You are viewing a plain text version of this content. The canonical link for it is here.

Posted to user@nutch.apache.org by brad <br...@bcs-mail.net> on 2010/09/24 04:59:03 UTC

Nutch 1.2 solrdedup and OutOfMemoryError

I 'm running into an error trying to run solrdedup
bin/nutch solrdedup http://127.0.0.1:8080/solr-nutch/

2010-09-23 18:37:16,119 INFO  mapred.JobClient - Running job: job_local_0001
2010-09-23 18:37:17,123 INFO  mapred.JobClient -  map 0% reduce 0%
2010-09-23 18:52:17,801 WARN  mapred.LocalJobRunner - job_local_0001
java.lang.OutOfMemoryError: Java heap space
	at
org.apache.solr.common.util.JavaBinCodec.readSolrDocument(JavaBinCodec.java:
323)
	at
org.apache.solr.common.util.JavaBinCodec.readVal(JavaBinCodec.java:204)
	at
org.apache.solr.common.util.JavaBinCodec.readArray(JavaBinCodec.java:405)
	at
org.apache.solr.common.util.JavaBinCodec.readVal(JavaBinCodec.java:171)
	at
org.apache.solr.common.util.JavaBinCodec.readSolrDocumentList(JavaBinCodec.j
ava:339)
	at
org.apache.solr.common.util.JavaBinCodec.readVal(JavaBinCodec.java:206)
	at
org.apache.solr.common.util.JavaBinCodec.readOrderedMap(JavaBinCodec.java:11
0)
	at
org.apache.solr.common.util.JavaBinCodec.readVal(JavaBinCodec.java:173)
	at
org.apache.solr.common.util.JavaBinCodec.unmarshal(JavaBinCodec.java:101)
	at
org.apache.solr.client.solrj.impl.BinaryResponseParser.processResponse(Binar
yResponseParser.java:39)
	at
org.apache.solr.client.solrj.impl.CommonsHttpSolrServer.request(CommonsHttpS
olrServer.java:466)
	at
org.apache.solr.client.solrj.impl.CommonsHttpSolrServer.request(CommonsHttpS
olrServer.java:243)
	at
org.apache.solr.client.solrj.request.QueryRequest.process(QueryRequest.java:
89)
	at
org.apache.solr.client.solrj.SolrServer.query(SolrServer.java:118)
	at
org.apache.nutch.indexer.solr.SolrDeleteDuplicates$SolrInputFormat.getRecord
Reader(SolrDeleteDuplicates.java:233)
	at org.apache.hadoop.mapred.MapTask.runOldMapper(MapTask.java:338)
	at org.apache.hadoop.mapred.MapTask.run(MapTask.java:307)
	at
org.apache.hadoop.mapred.LocalJobRunner$Job.run(LocalJobRunner.java:177)

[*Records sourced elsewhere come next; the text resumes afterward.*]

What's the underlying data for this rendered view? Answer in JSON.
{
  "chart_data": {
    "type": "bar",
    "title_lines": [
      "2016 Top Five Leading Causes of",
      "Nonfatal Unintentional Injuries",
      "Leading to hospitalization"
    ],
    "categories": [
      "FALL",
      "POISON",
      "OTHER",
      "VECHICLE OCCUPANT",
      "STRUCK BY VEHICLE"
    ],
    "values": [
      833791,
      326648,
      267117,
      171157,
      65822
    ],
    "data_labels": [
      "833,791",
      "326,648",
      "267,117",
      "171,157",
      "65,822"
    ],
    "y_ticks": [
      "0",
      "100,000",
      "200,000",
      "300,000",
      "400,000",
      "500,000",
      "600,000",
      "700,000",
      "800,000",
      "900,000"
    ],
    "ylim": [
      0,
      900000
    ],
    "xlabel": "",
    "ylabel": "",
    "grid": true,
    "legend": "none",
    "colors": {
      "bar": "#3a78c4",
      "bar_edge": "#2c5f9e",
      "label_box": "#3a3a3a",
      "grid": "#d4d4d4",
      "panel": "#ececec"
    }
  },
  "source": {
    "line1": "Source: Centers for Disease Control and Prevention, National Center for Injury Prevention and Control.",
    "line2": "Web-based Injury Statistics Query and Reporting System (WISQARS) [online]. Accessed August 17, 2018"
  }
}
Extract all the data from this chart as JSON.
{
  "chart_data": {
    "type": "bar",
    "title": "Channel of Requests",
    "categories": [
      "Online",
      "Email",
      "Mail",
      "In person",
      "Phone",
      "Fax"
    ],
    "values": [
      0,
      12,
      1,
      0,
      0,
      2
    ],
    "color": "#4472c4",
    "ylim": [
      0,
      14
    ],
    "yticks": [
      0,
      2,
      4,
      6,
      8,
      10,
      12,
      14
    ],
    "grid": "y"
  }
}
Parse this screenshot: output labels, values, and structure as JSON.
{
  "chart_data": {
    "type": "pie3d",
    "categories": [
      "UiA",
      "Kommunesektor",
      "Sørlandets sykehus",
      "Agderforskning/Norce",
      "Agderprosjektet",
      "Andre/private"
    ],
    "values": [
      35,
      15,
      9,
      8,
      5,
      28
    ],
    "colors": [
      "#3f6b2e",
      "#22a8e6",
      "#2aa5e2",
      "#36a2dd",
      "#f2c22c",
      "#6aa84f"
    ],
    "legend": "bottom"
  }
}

I'm running solr via tomcat.  Tomcat is being started with the memory
parameters of :
-Xms2048m -Xmx2048m

So basically there is 2 gb of memory allocated to stack space.  I have
noticed that by changing the parameters some, the location of the error can
change some, but the bottom line is I still run out of stack space.

Nutch runs for about 15 minute and then the error occurs.

I only have 1 solr index and data/index directory size is about 85gb
I'm using the deliver solrconfig.xml file

Is there something else I need to do?  Some change to the Solr or Tomcat
config I have missed.


Config:
Nutch Release 1.2 - 08/07/2010
CentOS Linux 5.5 
Linux 2.6.18-194.3.1.el5 on x86_64 
Intel(R) Xeon(R) CPU X3220 @ 2.40GHz
8gb of ram


Thanks
Brad

RE: Nutch 1.2 solrdedup and OutOfMemoryError

Posted by brad <br...@bcs-mail.net>.

Here is some more information:

The Tomcat status before the process starts shows:
Tomcat Version: Apache Tomcat/6.0.26
JVM Version: 1.6.0-b09
JVM Vendor: Sun Microsystems Inc.

Free memory: 1033.68 MB Total memory: 1873.56 MB Max memory: 1873.56 MB

When it stops with the out of memory error, it still shows about 500mb of
memory free and it is working on the request:
GET
/solr-nutch/select?q=id%3A%5B*+TO+*%5D&fl=id%2Cboost%2Ctstamp%2Cdigest&start
=0&rows=9634413&wt=javabin&version=1 HTTP/1.1

RE: Nutch 1.2 solrdedup and OutOfMemoryError

Posted by Markus Jelsma <ma...@buyways.nl>.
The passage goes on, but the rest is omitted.